With the first administration of calcitonin (or with several initial administrations), hypocalcemia, sometimes accompanied by tetany, may develop, so for emergency care, a calcium preparation (calcium gluconate) should be available for parenteral administration.
With prolonged use of calcitonin salmon, which is a foreign protein for the human body, the formation of antibodies is possible. With short-term use (2 years or less), the appearance of antibodies was observed in 30-60% of patients, but only 5-15% as a result formed resistance to the drug. Longer-term treatment is possible only in those patients who do not have antibody formation. Since human synthetic calcitonin is identical to natural, the formation of antibodies is rarely observed, which allows for long-term treatment, which does not lead to the development of resistance.
With Paget's disease and other chronic conditions characterized by increased metabolism in the bone tissue, the level of serum alkaline phosphatase decreases significantly during treatment with calcitonin (reflects a decrease in osteogenesis) and the release of hydroxyproline in the urine decreases (reflects a decrease in bone resorption, in particular, collagen splitting). The most pronounced decrease in these indicators, reflecting the positive effect of therapy, is observed after 6-24 months of treatment. It is necessary to monitor the level of AF in the blood serum and daily urinary excretion of hydroxyproline before the start of treatment, regularly in the first 3 months of treatment and every 3-6 months during long-term treatment.

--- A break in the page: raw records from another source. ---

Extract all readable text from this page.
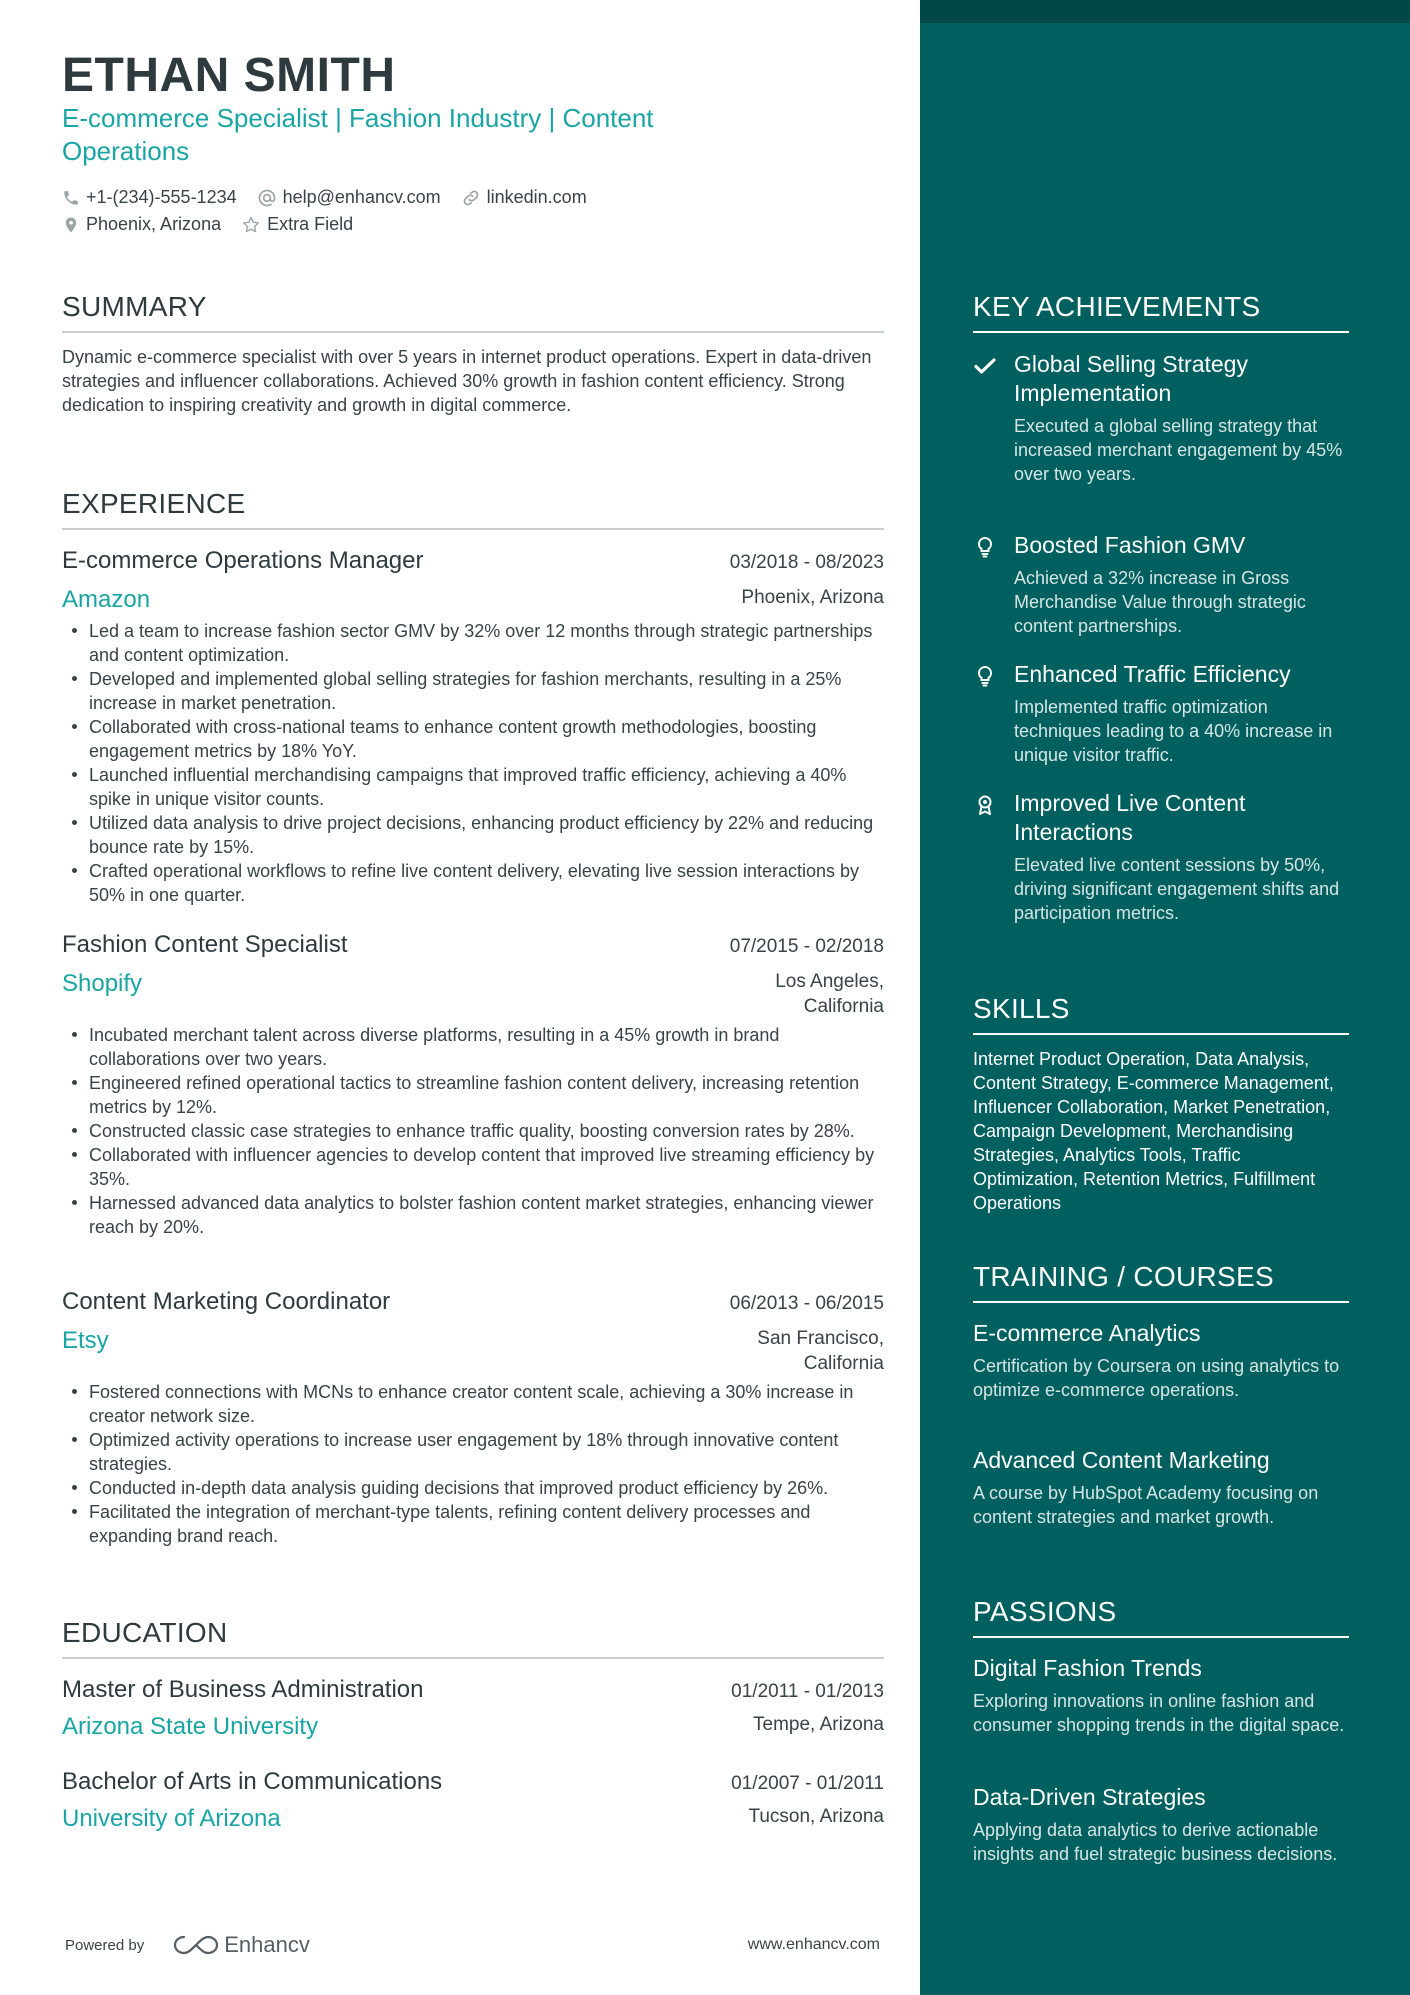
ETHAN SMITH
E-commerce Specialist | Fashion Industry | Content Operations
+1-(234)-555-1234	help@enhancv.com	linkedin.com
Phoenix, Arizona	Extra Field
SUMMARY
Dynamic e-commerce specialist with over 5 years in internet product operations. Expert in data-driven strategies and influencer collaborations. Achieved 30% growth in fashion content efficiency. Strong dedication to inspiring creativity and growth in digital commerce.
EXPERIENCE
E-commerce Operations Manager	03/2018 - 08/2023
Amazon	Phoenix, Arizona
Led a team to increase fashion sector GMV by 32% over 12 months through strategic partnerships and content optimization.
Developed and implemented global selling strategies for fashion merchants, resulting in a 25% increase in market penetration.
Collaborated with cross-national teams to enhance content growth methodologies, boosting engagement metrics by 18% YoY.
Launched influential merchandising campaigns that improved traffic efficiency, achieving a 40% spike in unique visitor counts.
Utilized data analysis to drive project decisions, enhancing product efficiency by 22% and reducing bounce rate by 15%.
Crafted operational workflows to refine live content delivery, elevating live session interactions by 50% in one quarter.
Fashion Content Specialist	07/2015 - 02/2018
Shopify	Los Angeles, California
Incubated merchant talent across diverse platforms, resulting in a 45% growth in brand collaborations over two years.
Engineered refined operational tactics to streamline fashion content delivery, increasing retention metrics by 12%.
Constructed classic case strategies to enhance traffic quality, boosting conversion rates by 28%.
Collaborated with influencer agencies to develop content that improved live streaming efficiency by 35%.
Harnessed advanced data analytics to bolster fashion content market strategies, enhancing viewer reach by 20%.
Content Marketing Coordinator	06/2013 - 06/2015
Etsy	San Francisco, California
Fostered connections with MCNs to enhance creator content scale, achieving a 30% increase in creator network size.
Optimized activity operations to increase user engagement by 18% through innovative content strategies.
Conducted in-depth data analysis guiding decisions that improved product efficiency by 26%.
Facilitated the integration of merchant-type talents, refining content delivery processes and expanding brand reach.
EDUCATION
Master of Business Administration	01/2011 - 01/2013
Arizona State University	Tempe, Arizona
Bachelor of Arts in Communications	01/2007 - 01/2011
University of Arizona	Tucson, Arizona
Powered by	Enhancv	www.enhancv.com
KEY ACHIEVEMENTS
Global Selling Strategy Implementation
Executed a global selling strategy that increased merchant engagement by 45% over two years.
Boosted Fashion GMV
Achieved a 32% increase in Gross Merchandise Value through strategic content partnerships.
Enhanced Traffic Efficiency
Implemented traffic optimization techniques leading to a 40% increase in unique visitor traffic.
Improved Live Content Interactions
Elevated live content sessions by 50%, driving significant engagement shifts and participation metrics.
SKILLS
Internet Product Operation, Data Analysis, Content Strategy, E-commerce Management, Influencer Collaboration, Market Penetration, Campaign Development, Merchandising Strategies, Analytics Tools, Traffic Optimization, Retention Metrics, Fulfillment Operations
TRAINING / COURSES
E-commerce Analytics
Certification by Coursera on using analytics to optimize e-commerce operations.
Advanced Content Marketing
A course by HubSpot Academy focusing on content strategies and market growth.
PASSIONS
Digital Fashion Trends
Exploring innovations in online fashion and consumer shopping trends in the digital space.
Data-Driven Strategies
Applying data analytics to derive actionable insights and fuel strategic business decisions.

When treating patients with hypercalcemia, systematic monitoring of calcium levels in the blood is necessary.
With prolonged therapy, periodic examination of the urine sediment is recommended. Urinary cylinders (granular cylinders and cylinders containing epithelial cells of the renal tubules) were reported in healthy young volunteers on bed rest (salmon calcitonin injection was used in the study of immobilization osteoporosis). After discontinuation of calcitonin, no renal impairment was observed and the urine sediment became normal.

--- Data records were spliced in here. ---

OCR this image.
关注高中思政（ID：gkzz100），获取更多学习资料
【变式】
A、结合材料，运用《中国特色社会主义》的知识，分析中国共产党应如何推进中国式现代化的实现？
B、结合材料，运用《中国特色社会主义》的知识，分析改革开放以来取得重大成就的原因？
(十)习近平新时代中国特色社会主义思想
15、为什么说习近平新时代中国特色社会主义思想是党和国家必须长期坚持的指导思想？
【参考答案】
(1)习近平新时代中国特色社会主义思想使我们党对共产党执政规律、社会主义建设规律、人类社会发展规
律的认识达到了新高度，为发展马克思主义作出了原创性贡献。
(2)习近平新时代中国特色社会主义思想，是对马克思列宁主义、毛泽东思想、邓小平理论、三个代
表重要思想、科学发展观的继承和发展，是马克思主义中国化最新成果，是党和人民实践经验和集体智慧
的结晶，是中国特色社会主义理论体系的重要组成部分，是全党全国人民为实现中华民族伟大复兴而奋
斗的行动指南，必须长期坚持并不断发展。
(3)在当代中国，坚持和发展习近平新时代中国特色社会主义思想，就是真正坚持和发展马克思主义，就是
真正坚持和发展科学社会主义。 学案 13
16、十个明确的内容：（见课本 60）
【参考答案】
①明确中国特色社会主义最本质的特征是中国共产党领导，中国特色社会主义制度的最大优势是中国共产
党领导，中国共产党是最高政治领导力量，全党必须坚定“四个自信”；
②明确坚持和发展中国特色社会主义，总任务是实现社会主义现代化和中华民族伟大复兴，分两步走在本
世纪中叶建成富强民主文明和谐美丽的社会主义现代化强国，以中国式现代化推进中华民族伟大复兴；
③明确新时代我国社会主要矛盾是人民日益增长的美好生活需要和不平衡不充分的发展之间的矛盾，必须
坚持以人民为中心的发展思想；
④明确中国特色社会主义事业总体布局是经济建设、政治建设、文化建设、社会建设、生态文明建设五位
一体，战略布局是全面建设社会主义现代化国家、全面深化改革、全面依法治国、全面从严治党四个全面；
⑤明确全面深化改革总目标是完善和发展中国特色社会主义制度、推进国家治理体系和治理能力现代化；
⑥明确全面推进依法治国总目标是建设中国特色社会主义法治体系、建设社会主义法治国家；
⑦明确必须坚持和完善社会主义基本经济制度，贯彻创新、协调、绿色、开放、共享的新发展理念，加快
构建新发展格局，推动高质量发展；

In the treatment of osteoporosis, it is necessary simultaneously with calcitonin to ensure sufficient intake of calcium and vitamin D (in order to prevent progressive loss of bone mass).

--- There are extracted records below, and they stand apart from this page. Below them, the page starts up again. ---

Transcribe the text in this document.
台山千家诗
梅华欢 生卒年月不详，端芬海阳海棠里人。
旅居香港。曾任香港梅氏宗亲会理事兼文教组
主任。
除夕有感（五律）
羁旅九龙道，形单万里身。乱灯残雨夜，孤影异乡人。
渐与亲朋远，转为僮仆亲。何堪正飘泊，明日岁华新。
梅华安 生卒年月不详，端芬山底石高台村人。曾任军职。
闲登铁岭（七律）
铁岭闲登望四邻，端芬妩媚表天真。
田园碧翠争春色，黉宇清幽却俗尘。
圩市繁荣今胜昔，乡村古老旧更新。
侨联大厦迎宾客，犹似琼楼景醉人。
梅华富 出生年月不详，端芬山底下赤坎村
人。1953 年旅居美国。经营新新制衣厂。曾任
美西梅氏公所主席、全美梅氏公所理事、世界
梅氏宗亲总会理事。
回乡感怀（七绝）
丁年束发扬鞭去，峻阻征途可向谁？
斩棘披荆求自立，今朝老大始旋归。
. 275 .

When using the nasal spray before the treatment and periodically during the therapy, examination with visualization of the nasal mucosa, nasal concha, septum, blood vessels of the nasal mucosa is necessary.
In all postmenopausal patients who used the spray, nasal adverse reactions such as rhinitis (12%), nasal bleeding (3.5%) and sinusitis (2.3%) were observed in most cases. Smoking did not affect the manifestation of nasal adverse reactions. One patient (0.3%) with a spray of 400 IU daily had a small nasal wound. In clinical trials with Paget's disease, 2.8% of patients developed nasal ulceration.
If there are pronounced ulcers of the nasal mucosa (more than 1.5 mm in diameter) or penetrating the mucosa, or associated with severe bleeding, the use of the spray should be discontinued. Although small ulcers often heal without drug discontinuation, the treatment should be temporarily discontinued before they are healed.
Intranasal administration requires caution in patients with chronic rhinitis.
It is recommended that special care be taken when driving vehicles and working with machinery.